There is -replace_unk , but it works not so perfect - sometimes it puts wrong src word.
Some people recomended to use subword tokenization.
I tried opennmttok tokenization - sentencepiece unigram and BPE.
But it doesn’t create <unk> tokens in the output.
So, what am I doing wrong?
Maybe there is the way to make translate.py do not translate some words?
For example, sentencepiece have placeholders (or protected sequences): sequence of characters delimited by ⦅ and ⦆ that should not be segmented.
Maybe we can use it someway?
There is -replace_unk , but it works not so perfect - sometimes it puts wrong src word.
It seems that -replace_unk only works with the LTMS and RNN architectures.
But it doesn’t create <unk> tokens in the output.
The big benefit of byte pair encoding is that you don’t have any unknown words.
Which words shouldn’t be translated? You could try to mark those words over the additional input feature. The training data should be appropriated labeled. If your model translates in both directions and has a shared vocabulary between both languages, then the training data could be mixed with full marked copied monolingual data which improves “accuracy on named entities and other words that should remain identical between the source and target languages” (cited from Copied Monolingual Data Improves Low-Resource Neural MachineTranslation by Anna Currey, Antonio Valerio Miceli Barone and Kenneth Heafield). This approach doesn’t force the retention but the proper copy attention architecture could yield good results.
i tried this with my RNN model - sometimes it replaces <unk> wrong.
And in context of OpenNMT-py - RNN and LSTM is the same thing, right? -encoder_type and -decoder_type has only rnn option.
I thought about names, numbers, some rare specific words. Now I don’t have numbers in my train set, because I don’t know how to process it.
Mobile data services are suspended in some parts of Delhi close to protest sites.

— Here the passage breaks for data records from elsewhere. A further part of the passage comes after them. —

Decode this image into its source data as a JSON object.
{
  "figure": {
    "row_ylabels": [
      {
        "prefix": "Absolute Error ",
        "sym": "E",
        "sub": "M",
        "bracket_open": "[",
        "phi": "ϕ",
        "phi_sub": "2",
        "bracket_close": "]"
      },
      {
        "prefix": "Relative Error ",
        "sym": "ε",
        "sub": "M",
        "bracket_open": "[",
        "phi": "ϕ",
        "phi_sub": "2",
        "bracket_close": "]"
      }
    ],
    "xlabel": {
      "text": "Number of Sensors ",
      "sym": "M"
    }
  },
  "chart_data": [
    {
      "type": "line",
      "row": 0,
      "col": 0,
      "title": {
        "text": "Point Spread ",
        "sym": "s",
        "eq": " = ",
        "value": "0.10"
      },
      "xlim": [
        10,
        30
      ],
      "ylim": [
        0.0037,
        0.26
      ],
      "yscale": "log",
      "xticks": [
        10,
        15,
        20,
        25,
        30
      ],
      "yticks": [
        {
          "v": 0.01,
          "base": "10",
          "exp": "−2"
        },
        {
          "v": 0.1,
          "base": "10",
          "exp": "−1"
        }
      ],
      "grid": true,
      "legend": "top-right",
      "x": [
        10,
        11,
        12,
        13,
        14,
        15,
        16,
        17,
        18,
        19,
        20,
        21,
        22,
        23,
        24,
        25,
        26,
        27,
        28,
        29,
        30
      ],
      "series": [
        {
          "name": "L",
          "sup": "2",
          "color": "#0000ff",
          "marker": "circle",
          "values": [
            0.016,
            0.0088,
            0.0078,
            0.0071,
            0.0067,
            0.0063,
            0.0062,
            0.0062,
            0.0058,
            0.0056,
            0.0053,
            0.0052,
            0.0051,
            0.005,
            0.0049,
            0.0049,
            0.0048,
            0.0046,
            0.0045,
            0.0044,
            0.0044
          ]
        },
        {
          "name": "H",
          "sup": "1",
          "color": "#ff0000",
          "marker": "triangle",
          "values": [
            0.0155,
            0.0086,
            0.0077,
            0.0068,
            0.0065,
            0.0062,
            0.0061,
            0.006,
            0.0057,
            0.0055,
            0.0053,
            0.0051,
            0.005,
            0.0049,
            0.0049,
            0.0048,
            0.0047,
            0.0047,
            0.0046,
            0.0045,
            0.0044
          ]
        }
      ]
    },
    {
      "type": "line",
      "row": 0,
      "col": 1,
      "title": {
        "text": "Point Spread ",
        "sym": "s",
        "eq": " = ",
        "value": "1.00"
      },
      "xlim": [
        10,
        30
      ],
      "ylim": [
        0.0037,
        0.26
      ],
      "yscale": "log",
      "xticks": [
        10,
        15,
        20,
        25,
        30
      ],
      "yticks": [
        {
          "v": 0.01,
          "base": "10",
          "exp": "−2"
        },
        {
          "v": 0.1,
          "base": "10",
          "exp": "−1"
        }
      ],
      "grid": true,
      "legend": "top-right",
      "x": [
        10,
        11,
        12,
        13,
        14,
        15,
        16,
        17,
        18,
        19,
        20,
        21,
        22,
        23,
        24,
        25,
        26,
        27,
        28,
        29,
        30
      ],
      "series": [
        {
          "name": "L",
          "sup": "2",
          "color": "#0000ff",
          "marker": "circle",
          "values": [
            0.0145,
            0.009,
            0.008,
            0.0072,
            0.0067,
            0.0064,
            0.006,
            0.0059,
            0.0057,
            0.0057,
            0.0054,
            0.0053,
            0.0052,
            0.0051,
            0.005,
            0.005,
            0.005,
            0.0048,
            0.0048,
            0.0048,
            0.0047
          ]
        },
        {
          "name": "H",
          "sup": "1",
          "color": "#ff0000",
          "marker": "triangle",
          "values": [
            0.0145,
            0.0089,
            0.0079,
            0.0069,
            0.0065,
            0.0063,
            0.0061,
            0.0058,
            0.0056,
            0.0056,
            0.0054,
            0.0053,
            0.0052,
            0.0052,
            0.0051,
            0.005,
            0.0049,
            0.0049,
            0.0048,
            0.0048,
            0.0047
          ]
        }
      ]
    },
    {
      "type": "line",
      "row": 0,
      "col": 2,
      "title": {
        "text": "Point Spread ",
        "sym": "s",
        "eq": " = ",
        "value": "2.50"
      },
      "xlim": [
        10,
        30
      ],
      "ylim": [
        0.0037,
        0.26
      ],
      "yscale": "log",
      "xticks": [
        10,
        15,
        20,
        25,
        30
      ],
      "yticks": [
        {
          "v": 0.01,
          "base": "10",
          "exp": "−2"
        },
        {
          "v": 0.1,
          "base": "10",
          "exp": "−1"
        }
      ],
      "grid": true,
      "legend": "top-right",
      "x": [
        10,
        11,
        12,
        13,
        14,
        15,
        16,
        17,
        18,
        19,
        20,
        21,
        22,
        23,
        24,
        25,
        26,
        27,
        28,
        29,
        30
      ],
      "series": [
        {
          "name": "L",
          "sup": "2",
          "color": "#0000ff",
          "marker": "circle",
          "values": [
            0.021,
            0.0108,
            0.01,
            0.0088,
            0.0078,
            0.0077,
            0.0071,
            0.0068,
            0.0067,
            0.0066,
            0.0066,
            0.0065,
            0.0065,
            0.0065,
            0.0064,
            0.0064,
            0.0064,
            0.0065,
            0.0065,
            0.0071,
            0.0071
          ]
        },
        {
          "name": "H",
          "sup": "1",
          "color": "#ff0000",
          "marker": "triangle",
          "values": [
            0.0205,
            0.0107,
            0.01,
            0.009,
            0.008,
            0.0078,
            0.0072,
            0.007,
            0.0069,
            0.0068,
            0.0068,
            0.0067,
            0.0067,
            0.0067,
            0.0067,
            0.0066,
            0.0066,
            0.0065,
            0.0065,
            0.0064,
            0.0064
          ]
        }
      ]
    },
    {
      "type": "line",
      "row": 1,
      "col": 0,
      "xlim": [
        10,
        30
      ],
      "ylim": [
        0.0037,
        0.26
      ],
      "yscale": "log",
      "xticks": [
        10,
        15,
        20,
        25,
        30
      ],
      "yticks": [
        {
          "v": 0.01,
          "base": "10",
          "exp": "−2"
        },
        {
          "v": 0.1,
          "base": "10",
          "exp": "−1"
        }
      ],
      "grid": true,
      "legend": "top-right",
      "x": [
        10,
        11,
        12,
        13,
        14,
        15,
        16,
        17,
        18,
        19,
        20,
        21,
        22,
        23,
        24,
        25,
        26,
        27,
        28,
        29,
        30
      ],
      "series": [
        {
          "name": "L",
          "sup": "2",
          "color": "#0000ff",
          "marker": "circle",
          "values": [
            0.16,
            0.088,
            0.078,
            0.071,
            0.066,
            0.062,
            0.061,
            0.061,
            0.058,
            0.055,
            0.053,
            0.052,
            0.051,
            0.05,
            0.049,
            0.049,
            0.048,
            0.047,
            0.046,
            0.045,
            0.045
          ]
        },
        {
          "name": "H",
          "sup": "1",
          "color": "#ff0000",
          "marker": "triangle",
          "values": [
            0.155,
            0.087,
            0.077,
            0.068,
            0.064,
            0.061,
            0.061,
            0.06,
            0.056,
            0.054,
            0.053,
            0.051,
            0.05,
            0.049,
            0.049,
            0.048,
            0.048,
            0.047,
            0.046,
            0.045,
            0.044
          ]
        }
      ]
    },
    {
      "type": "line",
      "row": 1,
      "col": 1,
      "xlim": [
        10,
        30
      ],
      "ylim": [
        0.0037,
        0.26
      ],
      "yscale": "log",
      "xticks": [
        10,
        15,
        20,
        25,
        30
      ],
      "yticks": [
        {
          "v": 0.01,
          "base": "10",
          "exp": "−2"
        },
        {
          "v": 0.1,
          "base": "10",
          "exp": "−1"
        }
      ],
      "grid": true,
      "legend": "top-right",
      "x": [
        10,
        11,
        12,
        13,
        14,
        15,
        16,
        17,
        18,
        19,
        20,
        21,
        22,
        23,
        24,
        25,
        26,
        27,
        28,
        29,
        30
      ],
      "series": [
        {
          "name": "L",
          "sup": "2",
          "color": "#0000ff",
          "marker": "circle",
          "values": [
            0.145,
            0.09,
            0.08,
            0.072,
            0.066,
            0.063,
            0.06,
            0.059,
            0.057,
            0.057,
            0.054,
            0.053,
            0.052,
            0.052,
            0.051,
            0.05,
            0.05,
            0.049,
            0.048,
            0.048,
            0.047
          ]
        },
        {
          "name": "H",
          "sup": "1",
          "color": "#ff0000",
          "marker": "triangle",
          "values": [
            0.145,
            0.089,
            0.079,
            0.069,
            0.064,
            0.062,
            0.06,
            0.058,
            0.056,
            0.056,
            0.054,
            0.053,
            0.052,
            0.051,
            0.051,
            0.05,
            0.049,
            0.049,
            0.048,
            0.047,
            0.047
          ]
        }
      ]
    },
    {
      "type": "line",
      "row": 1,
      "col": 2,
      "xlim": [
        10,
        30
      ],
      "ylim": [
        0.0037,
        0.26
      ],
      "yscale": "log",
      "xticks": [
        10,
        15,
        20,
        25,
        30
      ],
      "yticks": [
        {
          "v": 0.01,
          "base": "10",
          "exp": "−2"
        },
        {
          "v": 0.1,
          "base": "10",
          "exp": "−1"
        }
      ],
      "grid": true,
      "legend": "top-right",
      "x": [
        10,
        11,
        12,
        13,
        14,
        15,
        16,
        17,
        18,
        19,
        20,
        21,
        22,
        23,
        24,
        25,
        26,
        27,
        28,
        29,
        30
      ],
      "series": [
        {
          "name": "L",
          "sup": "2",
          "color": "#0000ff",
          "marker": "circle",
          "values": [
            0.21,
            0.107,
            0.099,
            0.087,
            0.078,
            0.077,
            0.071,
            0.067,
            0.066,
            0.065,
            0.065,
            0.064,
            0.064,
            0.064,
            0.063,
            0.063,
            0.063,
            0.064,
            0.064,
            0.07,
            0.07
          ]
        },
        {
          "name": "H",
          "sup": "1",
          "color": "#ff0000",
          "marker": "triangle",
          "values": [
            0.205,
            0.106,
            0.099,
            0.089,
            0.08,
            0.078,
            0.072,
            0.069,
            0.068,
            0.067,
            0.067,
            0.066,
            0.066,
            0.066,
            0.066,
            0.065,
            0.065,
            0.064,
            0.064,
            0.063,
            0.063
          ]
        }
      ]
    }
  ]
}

Услуги мобильных служб <unk> в некоторых частях дели близки к <unk> сайтам.
Услуги мобильных служб suspended в некоторых частях дели близки к sites сайтам.
Here we can see that -replace_unk replaced:
“suspended” - correctly
“protest” - “sites”, so as a result we can see “sites сайтам” (same word) in the end of the sentence.
And I am not sure why it doesn’t know word “protest”, if I input just one word “protest” it translates correctly.